Zuhir Ibrahim, the head of the Iraqi Interest Section in London, had what was described as 'an extremely tough meeting' with David Gore-Booth, the assistant under-secretary of state for the Middle East. The meeting was the latest attempt by Britain to win the freedom of Paul Ride and Michael Wainwright, sentenced to seven and 10 years in prison respectively for allegedly entering Iraq illegally.

Mr Ibrahim was told that the detention of the two had 'direct implications' for the continuing of international sanctions against Iraq, since Britain had raised the cases at the United Nations as examples of Iraq's poor humanitarian record. The release of Chad Hall, a US munitions expert, had further highlighted the disproportionate sentences against the two.
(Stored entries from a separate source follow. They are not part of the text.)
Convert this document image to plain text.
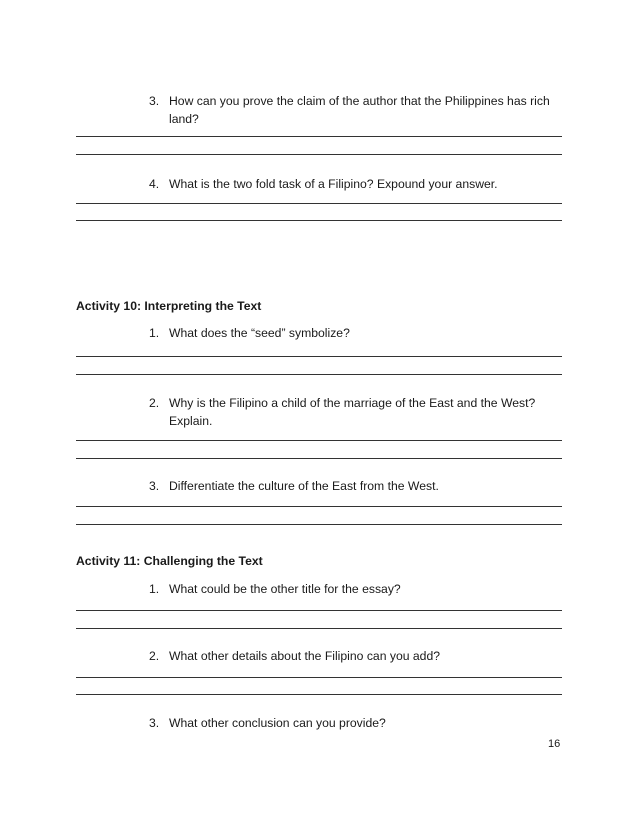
3. How can you prove the claim of the author that the Philippines has rich land?
4. What is the two fold task of a Filipino? Expound your answer.
Activity 10: Interpreting the Text
1. What does the “seed” symbolize?
2. Why is the Filipino a child of the marriage of the East and the West? Explain.
3. Differentiate the culture of the East from the West.
Activity 11: Challenging the Text
1. What could be the other title for the essay?
2. What other details about the Filipino can you add?
3. What other conclusion can you provide?
16
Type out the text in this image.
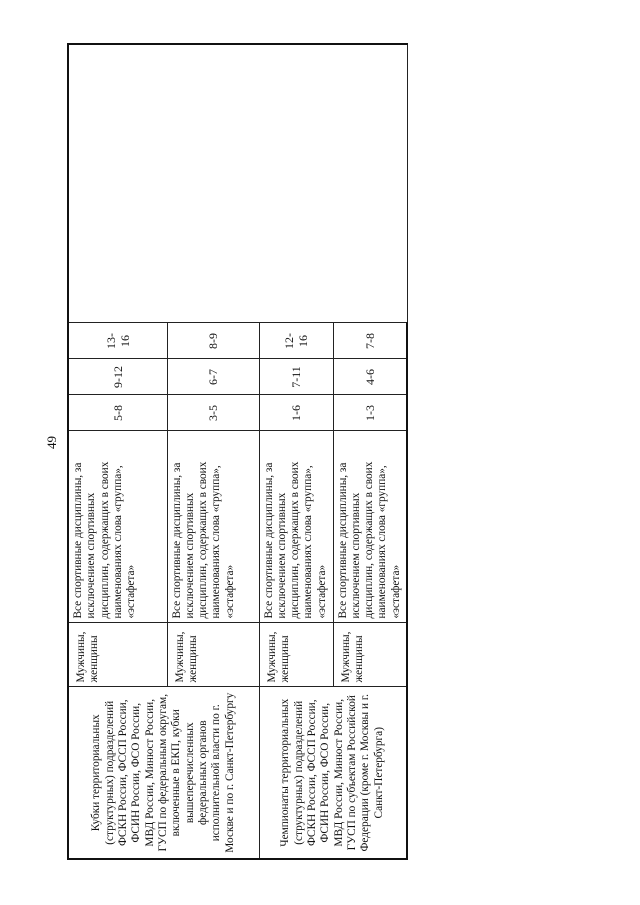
49
Кубки территориальных (структурных) подразделений ФСКН России, ФССП России, ФСИН России, ФСО России, МВД России, Минюст России, ГУСП по федеральным округам, включенные в ЕКП, кубки вышеперечисленных федеральных органов исполнительной власти по г. Москве и по г. Санкт-Петербургу	Мужчины, женщины	Все спортивные дисциплины, за исключением спортивных дисциплин, содержащих в своих наименованиях слова «группа», «эстафета»	5-8	9-12	13-16	
	Мужчины, женщины	Все спортивные дисциплины, за исключением спортивных дисциплин, содержащих в своих наименованиях слова «группа», «эстафета»	3-5	6-7	8-9	
Чемпионаты территориальных (структурных) подразделений ФСКН России, ФССП России, ФСИН России, ФСО России, МВД России, Минюст России, ГУСП по субъектам Российской Федерации (кроме г. Москвы и г. Санкт-Петербурга)	Мужчины, женщины	Все спортивные дисциплины, за исключением спортивных дисциплин, содержащих в своих наименованиях слова «группа», «эстафета»	1-6	7-11	12-16	
	Мужчины, женщины	Все спортивные дисциплины, за исключением спортивных дисциплин, содержащих в своих наименованиях слова «группа», «эстафета»	1-3	4-6	7-8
Following Mr Hall's release, the families of the two Britons accused the Government of not doing enough. A British official said the United States had succeeded in getting its national out largely because it knew about his detention 'the moment it happened', and that he 'never got into the Iraqi system'. Mr Ride, on the other hand, had been missing from his Kuwait home for weeks before British officials in Amman received reports of his detention. The case of Mr Wainwright was 'even worse'; he was arrested on a cycling tour in April, but not until his uncle received a letter from him in August did it transpire he was being held in Iraq.

The Russian embassy had been 'extremely helpful' in obtaining the right to visit the two Britons twice a month to pass on letters and food parcels and check on the prisoners' health. Britain was also liaising with Sweden, three of whose nationals have been jailed for seven years for 'illegal entry'.